Namun Pecco tak sendiri. Rekan setimnya Marc Marquez juga mengalami hal yang sama. Start dari P6, juara dunia 9 kali itu sempat berada di posisi ke-4 namun terus merosot dan pada akhirnya hanya finis di posisi ke-9. Sang Baby Alien yang biasanya tampil garang dan agresif serta akan melakukan apa saja demi meraih hasil terbaik, tak berdaya tatkala disalip 6 pembalap. Bahkan saat mendekati garis finis, dia nyaris di-overtake Diogo Moreira. Sementara Pecco hanya finis di posisi ke-17 kalah 23,722 detik dari pemenang Jorge Martin (Aprilia).
Pecco Bagnaia: Setelah 4 Lap, Bukannya Maju, Posisi Saya Justru Merosot
Francesco Bagnaia mengatakan, “Saya tidak bisa membayangkan hasil yang lebih baik hari ini. Tidak ada performa, tidak ada kecepatan. Hilangnya cengkeraman pada ban belakang sangat parah. Setelah 4 lap, bukannya maju ke depan, posisi saya justru merosot.”

“Pada dua lap terakhir, bahkan lutut saya tidak bisa menyentuh aspal di sisi kanan. Jadi, sangat sulit bagi saya untuk tampil kompetitif. Target di awal akhir pekan ini adalah masuk 10 besar. Namun melihat performa saya, sulit membayangkan hasil yang lebih baik daripada posisi ke-15,” imbuh rider asal Turin Italia itu kecewa.

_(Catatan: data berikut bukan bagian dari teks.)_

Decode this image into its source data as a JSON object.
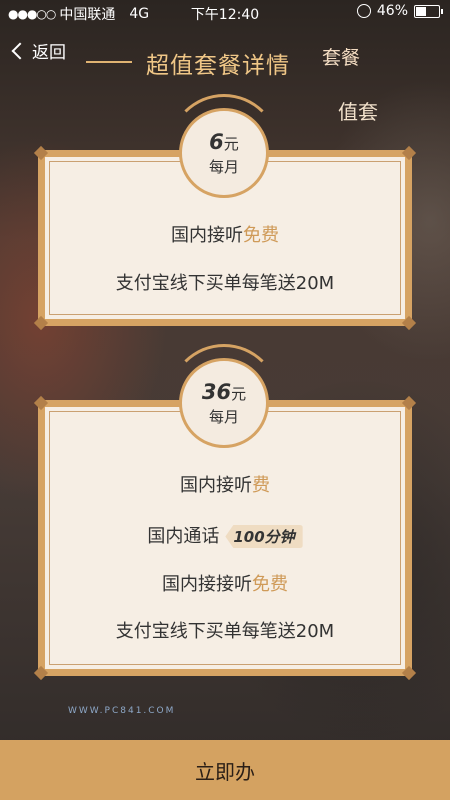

Pecco juga memuji performa apik Alex Marquez yang mampu finis di posisi ke-4 setelah start dari P7. Rider Gresini Ducati itu bersama Fabio Di Giannantonio sukses membawa Desmosedici GP26 finis di 5 besar dalam sprint di Silverstone yang didominasi pembalap Aprilia (sapu bersih podium dengan Jorge Martin, Ai Ogura, dan Marco Bezzecchi).
Pecco menjelaskan, “Tim pabrikan sangat kesulitan hari ini. Saya dan Marc adalah pembalap paling lambat di lap-lap terakhir, jadi sulit membayangkan apa yang harus dilakukan. Saya memang sudah memperkirakan adanya penurunan performa, tapi tidak separah itu. Untungnya, di tim satelit ada Alex Marquez yang melakukan pekerjaan fantastis. Dia sangat kuat, sangat cepat, dan menjadi pembeda dibandingkan pembalap Ducati lainnya. Jadi, saya sangat berharap malam ini kami bisa mengatasi masalah kami.”

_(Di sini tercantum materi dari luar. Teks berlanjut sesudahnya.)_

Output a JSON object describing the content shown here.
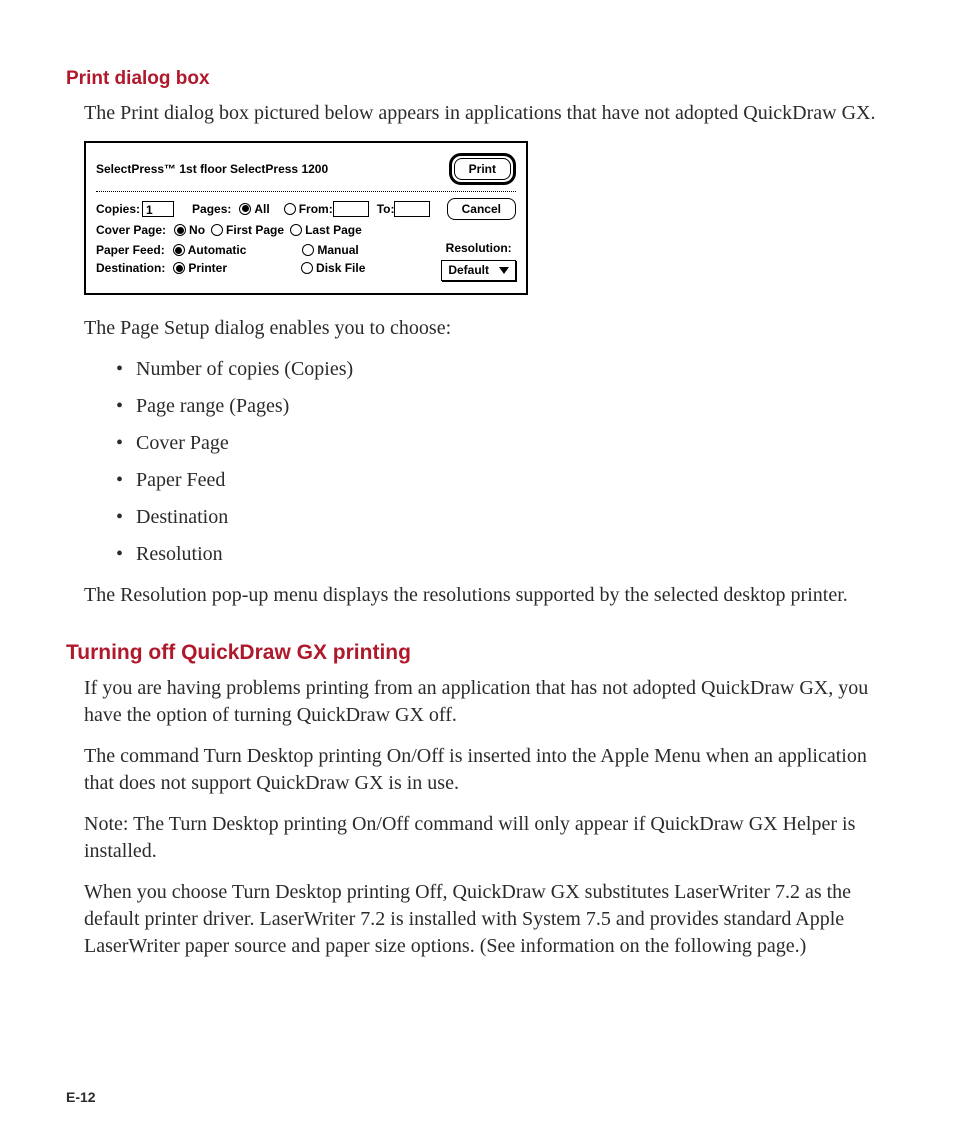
{
  "headings": {
    "print_dialog": "Print dialog box",
    "turning_off": "Turning off QuickDraw GX printing"
  },
  "paragraphs": {
    "intro": "The Print dialog box pictured below appears in applications that have not adopted QuickDraw GX.",
    "enables": "The Page Setup dialog enables you to choose:",
    "resolution": "The Resolution pop-up menu displays the resolutions supported by the selected desktop printer.",
    "t1": "If you are having problems printing from an application that has not adopted QuickDraw GX, you have the option of turning QuickDraw GX off.",
    "t2": "The command Turn Desktop printing On/Off is inserted into the Apple Menu when an application that does not support QuickDraw GX is in use.",
    "t3": "Note: The Turn Desktop printing On/Off command will only appear if QuickDraw GX Helper is installed.",
    "t4": "When you choose Turn Desktop printing Off, QuickDraw GX substitutes LaserWriter 7.2 as the default printer driver. LaserWriter 7.2 is installed with System 7.5 and provides standard Apple LaserWriter paper source and paper size options. (See information on the following page.)"
  },
  "bullets": [
    "Number of copies (Copies)",
    "Page range (Pages)",
    "Cover Page",
    "Paper Feed",
    "Destination",
    "Resolution"
  ],
  "dialog": {
    "title": "SelectPress™ 1st floor SelectPress 1200",
    "buttons": {
      "print": "Print",
      "cancel": "Cancel"
    },
    "copies": {
      "label": "Copies:",
      "value": "1"
    },
    "pages": {
      "label": "Pages:",
      "all": "All",
      "from": "From:",
      "to": "To:"
    },
    "cover": {
      "label": "Cover Page:",
      "no": "No",
      "first": "First Page",
      "last": "Last Page"
    },
    "feed": {
      "label": "Paper Feed:",
      "auto": "Automatic",
      "manual": "Manual"
    },
    "dest": {
      "label": "Destination:",
      "printer": "Printer",
      "disk": "Disk File"
    },
    "resolution": {
      "label": "Resolution:",
      "value": "Default"
    }
  },
  "page_number": "E-12"
}
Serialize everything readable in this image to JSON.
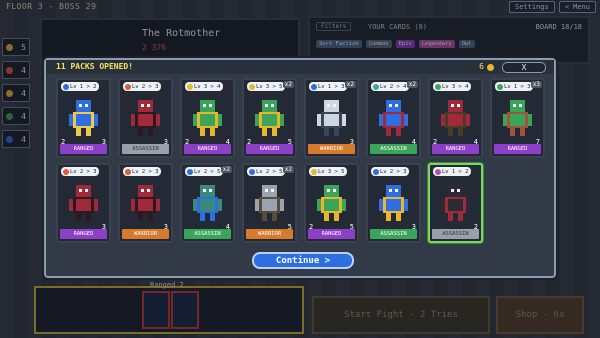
{
  "hud": {
    "floor_label": "FLOOR 3 - BOSS 29",
    "settings_label": "Settings",
    "menu_label": "< Menu"
  },
  "sidebar": {
    "items": [
      {
        "value": "5",
        "color": "#e8b62c"
      },
      {
        "value": "4",
        "color": "#e05a3c"
      },
      {
        "value": "4",
        "color": "#e8b62c"
      },
      {
        "value": "4",
        "color": "#3aa55a"
      },
      {
        "value": "4",
        "color": "#2f6ee0"
      }
    ]
  },
  "enemy": {
    "name": "The Rotmother",
    "hp": "2 376"
  },
  "cards_panel": {
    "filters_label": "Filters",
    "your_cards_label": "YOUR CARDS (8)",
    "board_label": "BOARD 18/18",
    "filters": [
      {
        "label": "Sort Faction",
        "color": "#4a6a8a"
      },
      {
        "label": "Common",
        "color": "#5c6a80"
      },
      {
        "label": "Epic",
        "color": "#8e3fc8"
      },
      {
        "label": "Legendary",
        "color": "#b54fa8"
      },
      {
        "label": "Owl",
        "color": "#4a6a8a"
      }
    ]
  },
  "bottom": {
    "ranged_label": "Ranged 2",
    "start_fight_label": "Start Fight - 2 Tries",
    "shop_label": "Shop - 6x"
  },
  "modal": {
    "title": "11 PACKS OPENED!",
    "gold": "6",
    "close_label": "X",
    "continue_label": "Continue >",
    "cards": [
      {
        "lvl": "Lv 1 > 2",
        "gem": "#2f6ee0",
        "count": "",
        "atk": "2",
        "hp": "3",
        "cls": "RANGED",
        "cls_style": "ranged",
        "body": "#2f6ee0",
        "accent": "#f0c84a"
      },
      {
        "lvl": "Lv 2 > 3",
        "gem": "#e05a3c",
        "count": "",
        "atk": "",
        "hp": "3",
        "cls": "ASSASSIN",
        "cls_style": "assassin-gray",
        "body": "#a02a3a",
        "accent": "#2b1b20"
      },
      {
        "lvl": "Lv 3 > 4",
        "gem": "#e8b62c",
        "count": "",
        "atk": "2",
        "hp": "4",
        "cls": "RANGED",
        "cls_style": "ranged",
        "body": "#3aa55a",
        "accent": "#e8b62c"
      },
      {
        "lvl": "Lv 3 > 5",
        "gem": "#e8b62c",
        "count": "x2",
        "atk": "2",
        "hp": "5",
        "cls": "RANGED",
        "cls_style": "ranged",
        "body": "#3aa55a",
        "accent": "#e8b62c"
      },
      {
        "lvl": "Lv 1 > 3",
        "gem": "#2f6ee0",
        "count": "x2",
        "atk": "",
        "hp": "3",
        "cls": "WARRIOR",
        "cls_style": "warrior",
        "body": "#cfd6de",
        "accent": "#3a4658"
      },
      {
        "lvl": "Lv 2 > 4",
        "gem": "#3aa5a5",
        "count": "x2",
        "atk": "",
        "hp": "4",
        "cls": "ASSASSIN",
        "cls_style": "assassin",
        "body": "#2f6ee0",
        "accent": "#a02a3a"
      },
      {
        "lvl": "Lv 3 > 4",
        "gem": "#3aa55a",
        "count": "",
        "atk": "2",
        "hp": "4",
        "cls": "RANGED",
        "cls_style": "ranged",
        "body": "#a02a3a",
        "accent": "#4a3a2a"
      },
      {
        "lvl": "Lv 1 > 3",
        "gem": "#3aa55a",
        "count": "x3",
        "atk": "",
        "hp": "7",
        "cls": "RANGED",
        "cls_style": "ranged",
        "body": "#3aa55a",
        "accent": "#a0523a"
      },
      {
        "lvl": "Lv 2 > 3",
        "gem": "#e05a3c",
        "count": "",
        "atk": "",
        "hp": "3",
        "cls": "RANGED",
        "cls_style": "ranged",
        "body": "#a02a3a",
        "accent": "#2b1b20"
      },
      {
        "lvl": "Lv 2 > 3",
        "gem": "#e05a3c",
        "count": "",
        "atk": "",
        "hp": "3",
        "cls": "WARRIOR",
        "cls_style": "warrior",
        "body": "#a02a3a",
        "accent": "#2b1b20"
      },
      {
        "lvl": "Lv 2 > 5",
        "gem": "#2f6ee0",
        "count": "x2",
        "atk": "",
        "hp": "4",
        "cls": "ASSASSIN",
        "cls_style": "assassin",
        "body": "#3a8a7a",
        "accent": "#2f6ee0"
      },
      {
        "lvl": "Lv 2 > 5",
        "gem": "#2f6ee0",
        "count": "x2",
        "atk": "",
        "hp": "5",
        "cls": "WARRIOR",
        "cls_style": "warrior",
        "body": "#9aa4b0",
        "accent": "#5a4a3a"
      },
      {
        "lvl": "Lv 3 > 5",
        "gem": "#e8b62c",
        "count": "",
        "atk": "2",
        "hp": "5",
        "cls": "RANGED",
        "cls_style": "ranged",
        "body": "#3aa55a",
        "accent": "#e8b62c"
      },
      {
        "lvl": "Lv 2 > 3",
        "gem": "#2f6ee0",
        "count": "",
        "atk": "",
        "hp": "3",
        "cls": "ASSASSIN",
        "cls_style": "assassin",
        "body": "#2f6ee0",
        "accent": "#e8b62c"
      },
      {
        "lvl": "Lv 1 > 2",
        "gem": "#b54fa8",
        "count": "",
        "atk": "",
        "hp": "2",
        "cls": "ASSASSIN",
        "cls_style": "assassin-gray",
        "body": "#2b2b35",
        "accent": "#a02a3a",
        "selected": true
      }
    ]
  }
}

Pecco menegaskan bahwa masalah utama yang mereka hadapi memang berkaitan dengan ban. “Sisi kanan ban benar-benar sudah habis. Tapi ini bukan masalah bannya, melainkan motor kami yang tidak mendapatkan cengkeraman yang tepat. Yang mengkhawatirkan, beralih dari ban belakang soft ke medium hanya akan memberinya tambahan sekitar 4 lap sebelum masalah yang sama kembali muncul,” jelas rider berusia 29 tahun itu.

Race utama hari Minggu akan menempuh 20 lap atau dua kali lipat dari jarak sprint race. “Rasanya sama seperti di Thailand. Sangat sulit untuk mengaturnya karena kita tidak bisa mengerem dengan normal. Ketika kita mulai memberikan lebih banyak beban ke bagian depan motor, ban belakang mulai sliding,” jelas suami Domizia Castagnini itu.
Murid Valentino Rossi itu menambahkan, “Jadi, kita harus membiarkan motor melaju secara alami seperti saat kondisi lintasan basah (wet race). Selain itu, kita harus sangat halus saat membuka gas. Kalau tidak, roda belakang kita akan kehilangan traksi. Seperti yang terjadi pada Marc, sampai membuat airbag-nya aktif sebagai akibatnya.”
Nirpoin! Pecco tertahan di peringkat 8 kini justru semakin tertinggal dengan selisih 77 poin dari pemimpin klasemen Jorge Martin. Sementara Marc Marquez turun ke peringkat 4 terpaut 29 poin dari Martin.